Reduce and recognize junk e-mail

The messages threatening “termination,” “cancellation,” or “violations” pile up in virtual inboxes across the University, sometimes 10 a day. “Dear eBay member,” one reads. “It has come to our attention that your eBay billing informations are out of order. Please folow the instructions to update your billing records you will not run into any future problems with the online service afther this update.”

Messages like this one — rife with grammatical and spelling errors — are easily identified as hoaxes, says Jim Stone, the director of consulting services in the Office of Information Technology. But as spammers and spoofers — who send out such e-mails in the hope of obtaining personal information such as birth dates and social security numbers — grow increasingly advanced, the threat of identity theft grows.
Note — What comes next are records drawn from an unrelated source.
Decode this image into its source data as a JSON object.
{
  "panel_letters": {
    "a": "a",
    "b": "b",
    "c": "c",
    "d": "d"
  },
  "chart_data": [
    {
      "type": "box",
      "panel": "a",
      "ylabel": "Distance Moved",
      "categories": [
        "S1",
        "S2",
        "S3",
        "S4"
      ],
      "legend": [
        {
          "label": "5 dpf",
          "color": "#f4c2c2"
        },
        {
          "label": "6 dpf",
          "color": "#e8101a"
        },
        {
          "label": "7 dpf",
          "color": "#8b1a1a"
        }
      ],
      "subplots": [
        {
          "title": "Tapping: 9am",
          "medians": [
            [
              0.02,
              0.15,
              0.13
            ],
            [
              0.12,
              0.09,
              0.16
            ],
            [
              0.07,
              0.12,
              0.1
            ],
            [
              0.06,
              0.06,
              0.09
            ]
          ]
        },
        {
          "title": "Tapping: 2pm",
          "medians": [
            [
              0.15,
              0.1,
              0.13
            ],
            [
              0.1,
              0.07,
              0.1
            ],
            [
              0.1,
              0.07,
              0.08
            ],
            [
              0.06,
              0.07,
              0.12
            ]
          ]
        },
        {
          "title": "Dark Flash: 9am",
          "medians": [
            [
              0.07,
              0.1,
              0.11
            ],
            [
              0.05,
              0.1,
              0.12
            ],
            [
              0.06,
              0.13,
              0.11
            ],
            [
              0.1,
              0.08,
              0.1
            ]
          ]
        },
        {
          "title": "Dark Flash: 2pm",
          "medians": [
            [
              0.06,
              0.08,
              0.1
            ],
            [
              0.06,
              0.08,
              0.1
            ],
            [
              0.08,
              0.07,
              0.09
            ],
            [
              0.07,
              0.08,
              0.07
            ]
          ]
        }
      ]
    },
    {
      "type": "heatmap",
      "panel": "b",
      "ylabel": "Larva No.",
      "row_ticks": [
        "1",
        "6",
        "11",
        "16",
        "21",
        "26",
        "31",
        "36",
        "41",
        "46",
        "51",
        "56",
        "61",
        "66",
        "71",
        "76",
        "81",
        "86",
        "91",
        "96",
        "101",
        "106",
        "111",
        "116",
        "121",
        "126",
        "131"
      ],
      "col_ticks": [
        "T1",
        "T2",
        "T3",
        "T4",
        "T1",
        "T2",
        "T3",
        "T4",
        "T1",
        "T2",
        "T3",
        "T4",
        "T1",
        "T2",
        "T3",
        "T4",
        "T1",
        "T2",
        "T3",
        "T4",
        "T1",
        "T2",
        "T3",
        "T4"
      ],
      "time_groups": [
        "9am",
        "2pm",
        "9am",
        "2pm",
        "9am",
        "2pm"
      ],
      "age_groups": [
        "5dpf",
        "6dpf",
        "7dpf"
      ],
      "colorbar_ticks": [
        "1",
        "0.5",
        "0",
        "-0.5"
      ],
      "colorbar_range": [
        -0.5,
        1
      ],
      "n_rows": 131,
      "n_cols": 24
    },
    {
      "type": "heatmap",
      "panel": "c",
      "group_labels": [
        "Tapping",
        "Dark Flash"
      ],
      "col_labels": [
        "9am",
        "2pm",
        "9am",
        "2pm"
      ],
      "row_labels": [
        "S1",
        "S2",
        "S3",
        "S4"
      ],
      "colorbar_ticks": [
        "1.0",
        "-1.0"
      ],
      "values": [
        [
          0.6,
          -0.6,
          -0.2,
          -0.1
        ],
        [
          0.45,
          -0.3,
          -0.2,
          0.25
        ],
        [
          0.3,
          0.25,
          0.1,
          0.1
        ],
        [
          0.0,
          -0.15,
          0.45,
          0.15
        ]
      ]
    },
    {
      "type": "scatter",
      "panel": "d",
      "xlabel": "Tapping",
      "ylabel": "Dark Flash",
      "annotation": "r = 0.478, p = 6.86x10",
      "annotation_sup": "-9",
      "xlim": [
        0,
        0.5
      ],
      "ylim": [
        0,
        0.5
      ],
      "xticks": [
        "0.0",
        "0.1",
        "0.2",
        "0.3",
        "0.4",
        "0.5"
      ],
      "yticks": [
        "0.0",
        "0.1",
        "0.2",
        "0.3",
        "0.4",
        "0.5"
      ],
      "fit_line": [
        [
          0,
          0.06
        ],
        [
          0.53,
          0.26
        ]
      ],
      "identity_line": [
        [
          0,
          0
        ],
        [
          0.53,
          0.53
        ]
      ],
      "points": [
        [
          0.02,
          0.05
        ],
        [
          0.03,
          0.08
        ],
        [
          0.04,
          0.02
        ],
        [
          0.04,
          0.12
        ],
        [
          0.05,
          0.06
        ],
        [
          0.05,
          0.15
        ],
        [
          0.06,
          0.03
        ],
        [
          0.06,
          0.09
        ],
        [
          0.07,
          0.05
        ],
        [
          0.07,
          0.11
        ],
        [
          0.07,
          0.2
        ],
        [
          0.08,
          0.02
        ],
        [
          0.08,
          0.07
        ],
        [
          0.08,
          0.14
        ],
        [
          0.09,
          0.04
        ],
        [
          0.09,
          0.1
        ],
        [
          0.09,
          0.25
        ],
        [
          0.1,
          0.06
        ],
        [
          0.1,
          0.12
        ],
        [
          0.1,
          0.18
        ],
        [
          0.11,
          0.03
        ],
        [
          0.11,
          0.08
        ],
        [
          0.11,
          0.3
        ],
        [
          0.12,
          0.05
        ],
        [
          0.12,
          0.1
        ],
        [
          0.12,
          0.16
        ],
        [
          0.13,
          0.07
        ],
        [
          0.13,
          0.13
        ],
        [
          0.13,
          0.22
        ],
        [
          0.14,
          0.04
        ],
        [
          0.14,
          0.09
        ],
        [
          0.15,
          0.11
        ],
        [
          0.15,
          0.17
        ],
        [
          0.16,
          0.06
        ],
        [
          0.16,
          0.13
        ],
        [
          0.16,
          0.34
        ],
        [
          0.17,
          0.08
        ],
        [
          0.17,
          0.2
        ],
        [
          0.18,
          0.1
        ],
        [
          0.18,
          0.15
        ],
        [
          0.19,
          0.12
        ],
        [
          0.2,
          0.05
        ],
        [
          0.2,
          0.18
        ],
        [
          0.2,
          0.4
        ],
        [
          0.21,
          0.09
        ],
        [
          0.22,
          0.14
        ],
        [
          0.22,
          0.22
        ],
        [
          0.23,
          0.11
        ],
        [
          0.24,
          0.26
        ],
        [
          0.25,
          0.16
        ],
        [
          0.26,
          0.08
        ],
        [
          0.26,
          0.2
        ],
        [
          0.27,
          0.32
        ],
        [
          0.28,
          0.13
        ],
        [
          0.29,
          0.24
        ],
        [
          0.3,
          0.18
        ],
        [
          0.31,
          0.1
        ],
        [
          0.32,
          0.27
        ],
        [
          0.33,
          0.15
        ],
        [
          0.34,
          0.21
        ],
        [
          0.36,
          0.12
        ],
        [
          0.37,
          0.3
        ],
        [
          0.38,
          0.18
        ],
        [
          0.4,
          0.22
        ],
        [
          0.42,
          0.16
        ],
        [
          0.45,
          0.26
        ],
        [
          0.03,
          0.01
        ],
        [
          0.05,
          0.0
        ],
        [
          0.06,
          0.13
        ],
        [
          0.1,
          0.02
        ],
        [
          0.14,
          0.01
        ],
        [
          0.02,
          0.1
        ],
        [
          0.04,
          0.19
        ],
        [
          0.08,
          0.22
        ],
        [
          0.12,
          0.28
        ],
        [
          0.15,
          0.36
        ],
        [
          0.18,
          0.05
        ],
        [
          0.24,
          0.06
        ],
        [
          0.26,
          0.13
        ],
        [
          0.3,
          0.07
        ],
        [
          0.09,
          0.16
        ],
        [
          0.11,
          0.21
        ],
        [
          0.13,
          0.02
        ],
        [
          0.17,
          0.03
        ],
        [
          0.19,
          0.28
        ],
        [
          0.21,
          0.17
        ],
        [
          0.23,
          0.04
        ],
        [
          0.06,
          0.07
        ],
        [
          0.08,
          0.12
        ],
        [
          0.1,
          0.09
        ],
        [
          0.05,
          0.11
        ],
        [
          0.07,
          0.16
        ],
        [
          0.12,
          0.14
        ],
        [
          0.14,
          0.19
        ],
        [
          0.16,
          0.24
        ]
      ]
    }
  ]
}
“The attempts are getting far more sophisticated,” says Richard Sharp, the OIT associate director of consulting services. “They used to be very easy to spot, but now they’re pretty good.”
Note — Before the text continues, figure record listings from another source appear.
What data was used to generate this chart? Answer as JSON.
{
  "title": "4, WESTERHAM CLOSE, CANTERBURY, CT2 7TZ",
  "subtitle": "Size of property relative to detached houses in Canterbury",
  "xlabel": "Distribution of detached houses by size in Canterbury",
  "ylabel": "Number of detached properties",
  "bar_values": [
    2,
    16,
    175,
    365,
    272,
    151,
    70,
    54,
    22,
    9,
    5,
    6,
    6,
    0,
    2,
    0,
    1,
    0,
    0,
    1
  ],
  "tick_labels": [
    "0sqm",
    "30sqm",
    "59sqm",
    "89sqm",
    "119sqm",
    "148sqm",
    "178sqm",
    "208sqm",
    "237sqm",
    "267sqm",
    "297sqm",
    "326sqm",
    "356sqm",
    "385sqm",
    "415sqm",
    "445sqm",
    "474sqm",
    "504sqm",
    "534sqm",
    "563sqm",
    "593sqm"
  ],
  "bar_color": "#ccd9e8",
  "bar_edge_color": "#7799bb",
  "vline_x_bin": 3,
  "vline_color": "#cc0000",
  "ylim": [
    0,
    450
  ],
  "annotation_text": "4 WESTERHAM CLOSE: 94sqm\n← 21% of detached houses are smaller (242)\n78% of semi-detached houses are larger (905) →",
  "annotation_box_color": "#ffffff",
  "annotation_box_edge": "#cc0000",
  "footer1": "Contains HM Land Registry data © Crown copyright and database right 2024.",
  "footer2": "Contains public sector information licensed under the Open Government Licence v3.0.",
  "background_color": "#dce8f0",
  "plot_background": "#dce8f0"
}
The best defense against falling victim to e-mail scams is common sense, but the University’s Personal Computing Support Center (PCSC) offers helpful guidelines to identify and filter spam and spoofs before they hit your inbox. While it’s impossible to eliminate spam, Stone says — “because the spammers are always in a race, trying to fake out the anti-spamming and tagging software” — it is possible to reduce the amount received and recognize it when it slips through the cracks.
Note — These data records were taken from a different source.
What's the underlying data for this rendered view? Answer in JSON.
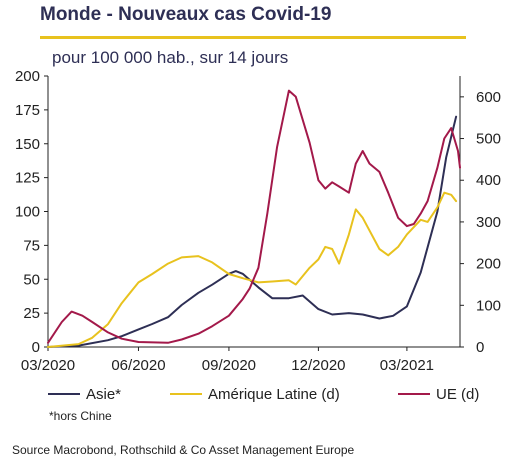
{
  "header": {
    "title": "Monde - Nouveaux cas Covid-19",
    "subtitle": "pour 100 000 hab., sur 14 jours"
  },
  "footer": {
    "note": "*hors Chine",
    "source": "Source Macrobond, Rothschild & Co Asset Management Europe"
  },
  "colors": {
    "asie": "#2e2f55",
    "amerique_latine": "#e8c21e",
    "ue": "#a3194a",
    "title_rule": "#e8c21e"
  },
  "chart_data": {
    "type": "line",
    "title": "Monde - Nouveaux cas Covid-19",
    "subtitle": "pour 100 000 hab., sur 14 jours",
    "x_ticks": [
      "03/2020",
      "06/2020",
      "09/2020",
      "12/2020",
      "03/2021"
    ],
    "xlim": [
      "2020-03-01",
      "2021-04-24"
    ],
    "y_left": {
      "ylim": [
        0,
        200
      ],
      "ticks": [
        "0",
        "25",
        "50",
        "75",
        "100",
        "125",
        "150",
        "175",
        "200"
      ]
    },
    "y_right": {
      "ylim": [
        0,
        650
      ],
      "ticks": [
        "0",
        "100",
        "200",
        "300",
        "400",
        "500",
        "600"
      ]
    },
    "grid": false,
    "legend_position": "bottom",
    "series": [
      {
        "name": "Asie*",
        "axis": "left",
        "color": "#2e2f55",
        "points": [
          [
            "2020-03-01",
            0
          ],
          [
            "2020-04-01",
            1
          ],
          [
            "2020-05-01",
            5
          ],
          [
            "2020-05-15",
            8
          ],
          [
            "2020-06-01",
            13
          ],
          [
            "2020-06-15",
            17
          ],
          [
            "2020-07-01",
            22
          ],
          [
            "2020-07-15",
            31
          ],
          [
            "2020-08-01",
            40
          ],
          [
            "2020-08-15",
            46
          ],
          [
            "2020-09-01",
            54
          ],
          [
            "2020-09-08",
            56
          ],
          [
            "2020-09-15",
            54
          ],
          [
            "2020-10-01",
            44
          ],
          [
            "2020-10-15",
            36
          ],
          [
            "2020-11-01",
            36
          ],
          [
            "2020-11-15",
            38
          ],
          [
            "2020-12-01",
            28
          ],
          [
            "2020-12-15",
            24
          ],
          [
            "2021-01-01",
            25
          ],
          [
            "2021-01-15",
            24
          ],
          [
            "2021-02-01",
            21
          ],
          [
            "2021-02-15",
            23
          ],
          [
            "2021-03-01",
            30
          ],
          [
            "2021-03-15",
            55
          ],
          [
            "2021-04-01",
            100
          ],
          [
            "2021-04-10",
            140
          ],
          [
            "2021-04-20",
            170
          ]
        ]
      },
      {
        "name": "Amérique Latine (d)",
        "axis": "right",
        "color": "#e8c21e",
        "points": [
          [
            "2020-03-01",
            0
          ],
          [
            "2020-04-01",
            7
          ],
          [
            "2020-04-15",
            22
          ],
          [
            "2020-05-01",
            55
          ],
          [
            "2020-05-15",
            105
          ],
          [
            "2020-06-01",
            155
          ],
          [
            "2020-06-15",
            175
          ],
          [
            "2020-07-01",
            200
          ],
          [
            "2020-07-15",
            215
          ],
          [
            "2020-08-01",
            218
          ],
          [
            "2020-08-15",
            203
          ],
          [
            "2020-09-01",
            175
          ],
          [
            "2020-09-15",
            165
          ],
          [
            "2020-10-01",
            155
          ],
          [
            "2020-10-15",
            157
          ],
          [
            "2020-11-01",
            160
          ],
          [
            "2020-11-08",
            150
          ],
          [
            "2020-11-22",
            190
          ],
          [
            "2020-12-01",
            210
          ],
          [
            "2020-12-08",
            240
          ],
          [
            "2020-12-15",
            235
          ],
          [
            "2020-12-22",
            200
          ],
          [
            "2021-01-01",
            270
          ],
          [
            "2021-01-08",
            330
          ],
          [
            "2021-01-15",
            310
          ],
          [
            "2021-02-01",
            235
          ],
          [
            "2021-02-10",
            220
          ],
          [
            "2021-02-20",
            240
          ],
          [
            "2021-03-01",
            270
          ],
          [
            "2021-03-15",
            305
          ],
          [
            "2021-03-22",
            300
          ],
          [
            "2021-04-01",
            335
          ],
          [
            "2021-04-08",
            370
          ],
          [
            "2021-04-15",
            365
          ],
          [
            "2021-04-20",
            350
          ]
        ]
      },
      {
        "name": "UE (d)",
        "axis": "right",
        "color": "#a3194a",
        "points": [
          [
            "2020-03-01",
            10
          ],
          [
            "2020-03-15",
            60
          ],
          [
            "2020-03-25",
            85
          ],
          [
            "2020-04-05",
            75
          ],
          [
            "2020-04-15",
            60
          ],
          [
            "2020-05-01",
            35
          ],
          [
            "2020-05-15",
            20
          ],
          [
            "2020-06-01",
            12
          ],
          [
            "2020-07-01",
            10
          ],
          [
            "2020-07-15",
            18
          ],
          [
            "2020-08-01",
            32
          ],
          [
            "2020-08-15",
            50
          ],
          [
            "2020-09-01",
            75
          ],
          [
            "2020-09-15",
            115
          ],
          [
            "2020-09-22",
            140
          ],
          [
            "2020-10-01",
            190
          ],
          [
            "2020-10-10",
            320
          ],
          [
            "2020-10-20",
            480
          ],
          [
            "2020-11-01",
            615
          ],
          [
            "2020-11-08",
            600
          ],
          [
            "2020-11-22",
            490
          ],
          [
            "2020-12-01",
            400
          ],
          [
            "2020-12-08",
            380
          ],
          [
            "2020-12-15",
            395
          ],
          [
            "2020-12-22",
            385
          ],
          [
            "2021-01-01",
            370
          ],
          [
            "2021-01-08",
            440
          ],
          [
            "2021-01-15",
            470
          ],
          [
            "2021-01-22",
            440
          ],
          [
            "2021-02-01",
            420
          ],
          [
            "2021-02-10",
            370
          ],
          [
            "2021-02-20",
            310
          ],
          [
            "2021-03-01",
            290
          ],
          [
            "2021-03-08",
            295
          ],
          [
            "2021-03-15",
            320
          ],
          [
            "2021-03-22",
            350
          ],
          [
            "2021-04-01",
            430
          ],
          [
            "2021-04-08",
            500
          ],
          [
            "2021-04-15",
            525
          ],
          [
            "2021-04-22",
            470
          ],
          [
            "2021-04-24",
            430
          ]
        ]
      }
    ]
  }
}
All outside e-mail sent through the University’s central e-mail system — anything that goes to an address ending in “@bu.edu” — is assessed by an identification program called SpamAssassin, which tags each e-mail with a number that indicates the likelihood that it is spam. The tags don’t filter spam themselves, but most e-mail clients can be configured to recognize the tags and sort or block spam accordingly. The PCSC provides instructions for using filters with Horde, Outlook, Outlook Express, Entourage, Mozilla Thunderbird, Mac OS X Mail, Eudora, Pine, and SilkyMail; Stone says that Horde, Outlook, Mac OS X Mail, and Mozilla Thunderbird are all particularly effective.

When unwanted e-mails do appear, however, there are a few rules to follow: don’t click on links in unfamiliar e-mails, and never provide personal information over the Web unless you are sure you can trust the site. PayPal and eBay are both frequently used aliases, Stone says, as is Citibank, but even people who have accounts with the companies shouldn’t be tempted to believe the hoaxes. “Anything that says ‘Your account has been terminated or suspended until you verify your account information’ ” is probably fake, he says. “Banks don’t do that. The thing to do is go to eBay and log onto your account, and if you can’t, call eBay, as opposed to doing what this e-mail says and entering all your private information.”

When in doubt, Stone says, paste a line from the e-mail into Google and find out if it has been identified as a fraud. And if the message’s origins are really unclear, send it to the PCSC at pcsc@bu.edu for confirmation.

“I think people are more and more knowledgeable about this as every year goes by, because you do see identity theft in the news much more than ever before,” says Stone. “But I also do think there are people who are naïve about these things and could be at risk.”